If you’d been considering therapy before the pandemic but hadn’t found a provider yet, it can be even more anxiety-inducing to suddenly find yourself alone in your apartment, concerned about the health of yourself and your loved ones, and coping with economic uncertainty. The good news is that both Cowan and Carmel said therapists are taking new patients. In fact, Carmel just began taking new clients again due to the increased need.

If you have friends who are also in therapy, Carmel suggested asking them if their providers can give recommendations. “Friends shouldn’t share therapists, but good therapists tend to know good therapists,” she said. “So I think it’s a great thing for a friend to ask their therapist if they have a colleague who’s taking new patients.”

Both Cowan and Carmel said Psychology Today is an excellent resource that allows you to search for providers in your area who accept your insurance. Carmel describes it as the “Match.com” of therapy because you can use filters to specify what you’re looking for in a therapist. For example, the site’s search tool allows you to narrow your results to just see therapists who specialize in issues specific to people of color and the LGBTQ+ community.

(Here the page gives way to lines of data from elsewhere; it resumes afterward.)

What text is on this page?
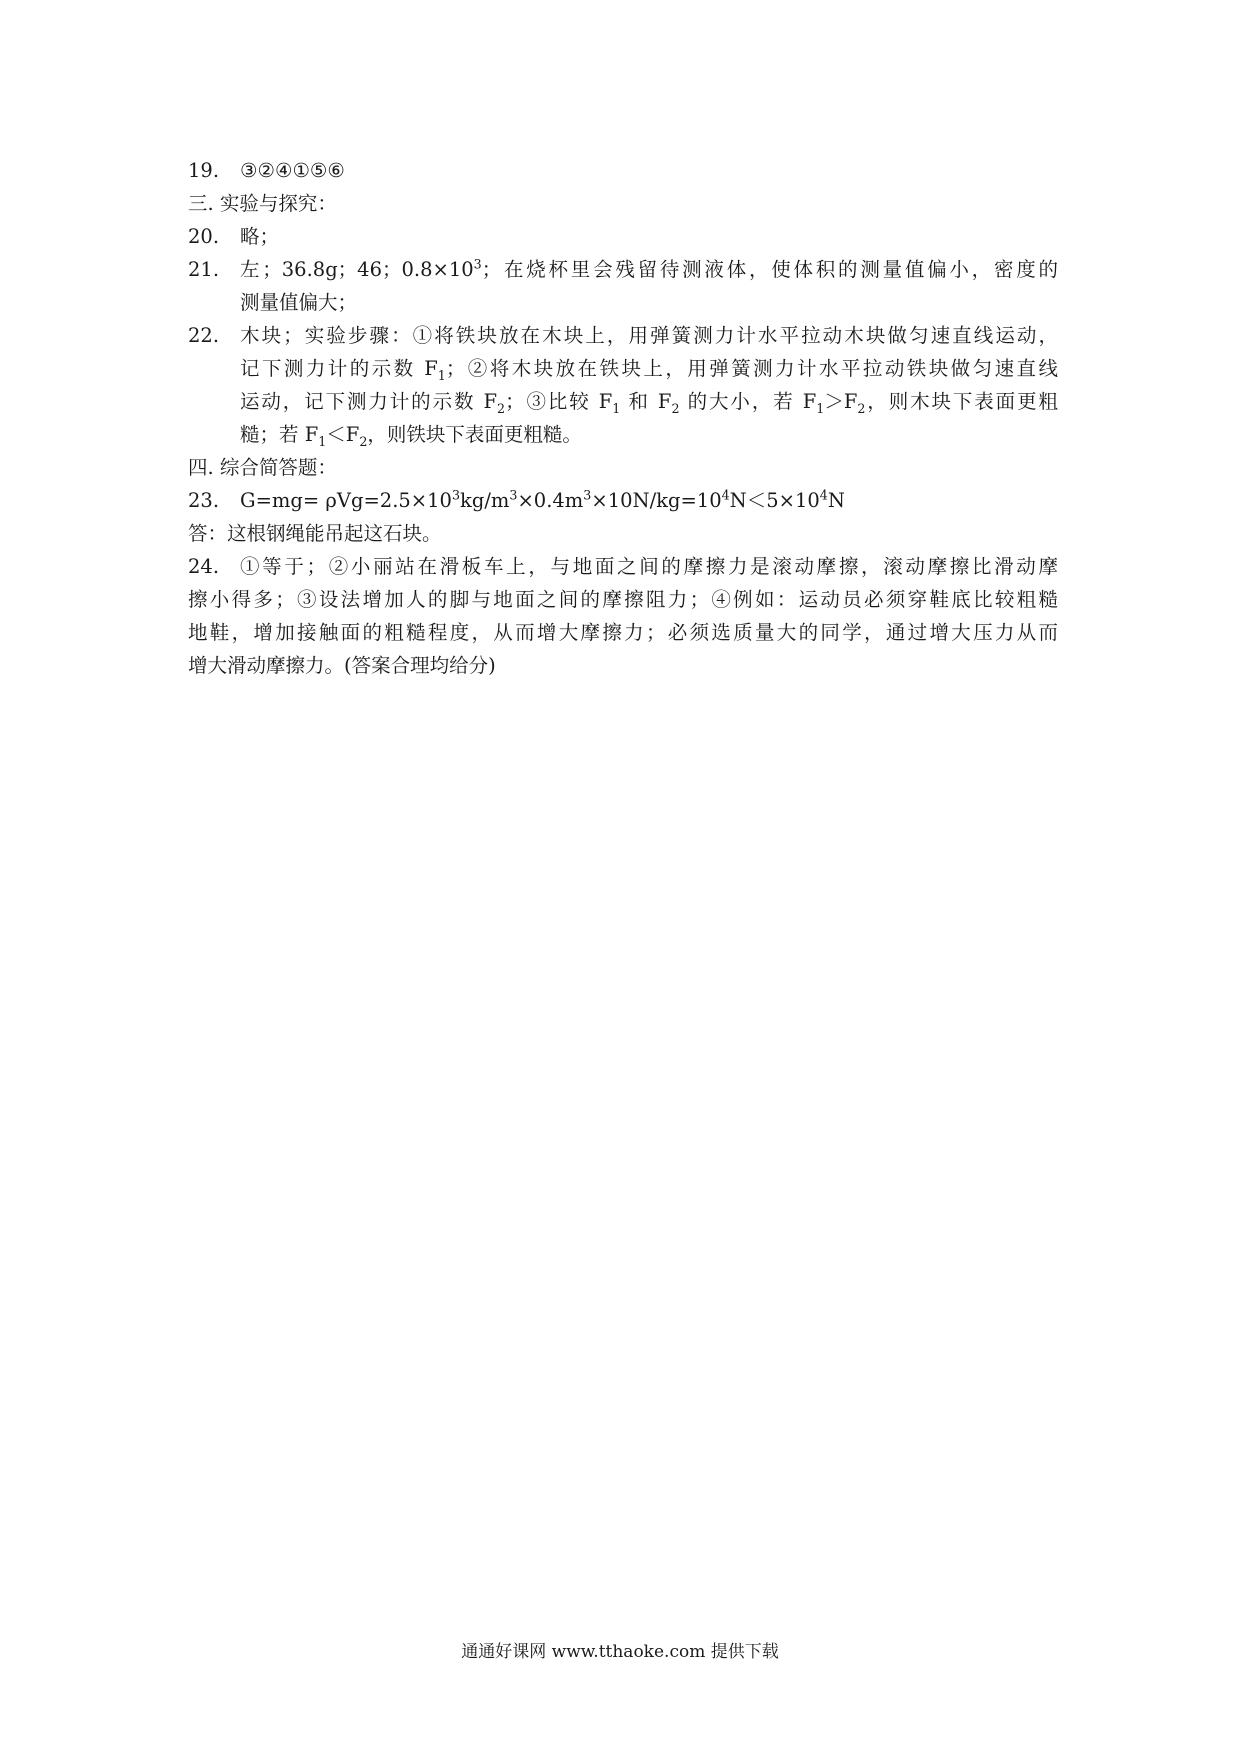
19. ③②④①⑤⑥
三. 实验与探究：
20. 略；
21. 左；36.8g；46；$0.8\times 10^3$；在烧杯里会残留待测液体，使体积的测量值偏小，密度的
测量值偏大；
22. 木块；实验步骤：①将铁块放在木块上，用弹簧测力计水平拉动木块做匀速直线运动，
记下测力计的示数 $F_1$；②将木块放在铁块上，用弹簧测力计水平拉动铁块做匀速直线
运动，记下测力计的示数 $F_2$；③比较 $F_1$ 和 $F_2$ 的大小，若 $F_1>F_2$，则木块下表面更粗
糙；若 $F_1<F_2$，则铁块下表面更粗糙。
四. 综合简答题：
23. $G=mg= \rho Vg=2.5\times 10^3kg/m^3\times 0.4m^3\times 10N/kg=10^4N<5\times 10^4N$
答：这根钢绳能吊起这石块。
24. ①等于；②小丽站在滑板车上，与地面之间的摩擦力是滚动摩擦，滚动摩擦比滑动摩
擦小得多；③设法增加人的脚与地面之间的摩擦阻力；④例如：运动员必须穿鞋底比较粗糙
地鞋，增加接触面的粗糙程度，从而增大摩擦力；必须选质量大的同学，通过增大压力从而
增大滑动摩擦力。(答案合理均给分)
通通好课网 www.tthaoke.com 提供下载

If you don’t have insurance or can’t find a provider who is taking new patients, there are other resources that can serve as an effective stopgap. “Talkspace and BetterHelp are really good,” Cowan said. “I trust both of them. Their therapists go through a credentials process.” The downside is that they can get fairly pricey (and insurance typically doesn’t cover them), but Cowan recommended looking out for specials they may be running and reaching out directly about financial concerns. “They’re willing to work with clients on a case-by-case basis at times,” she said.

This is a difficult, uncertain time for both patients and therapists, but Cowan said it’s important to remember that it is temporary. And although it’s easy to focus on the negative aspects, try to put things in perspective. “We’re still able to connect,” Cowan said. “Ten or 15 years ago we might have been away from each other for a really long time, so at least we have a way to continue therapy.”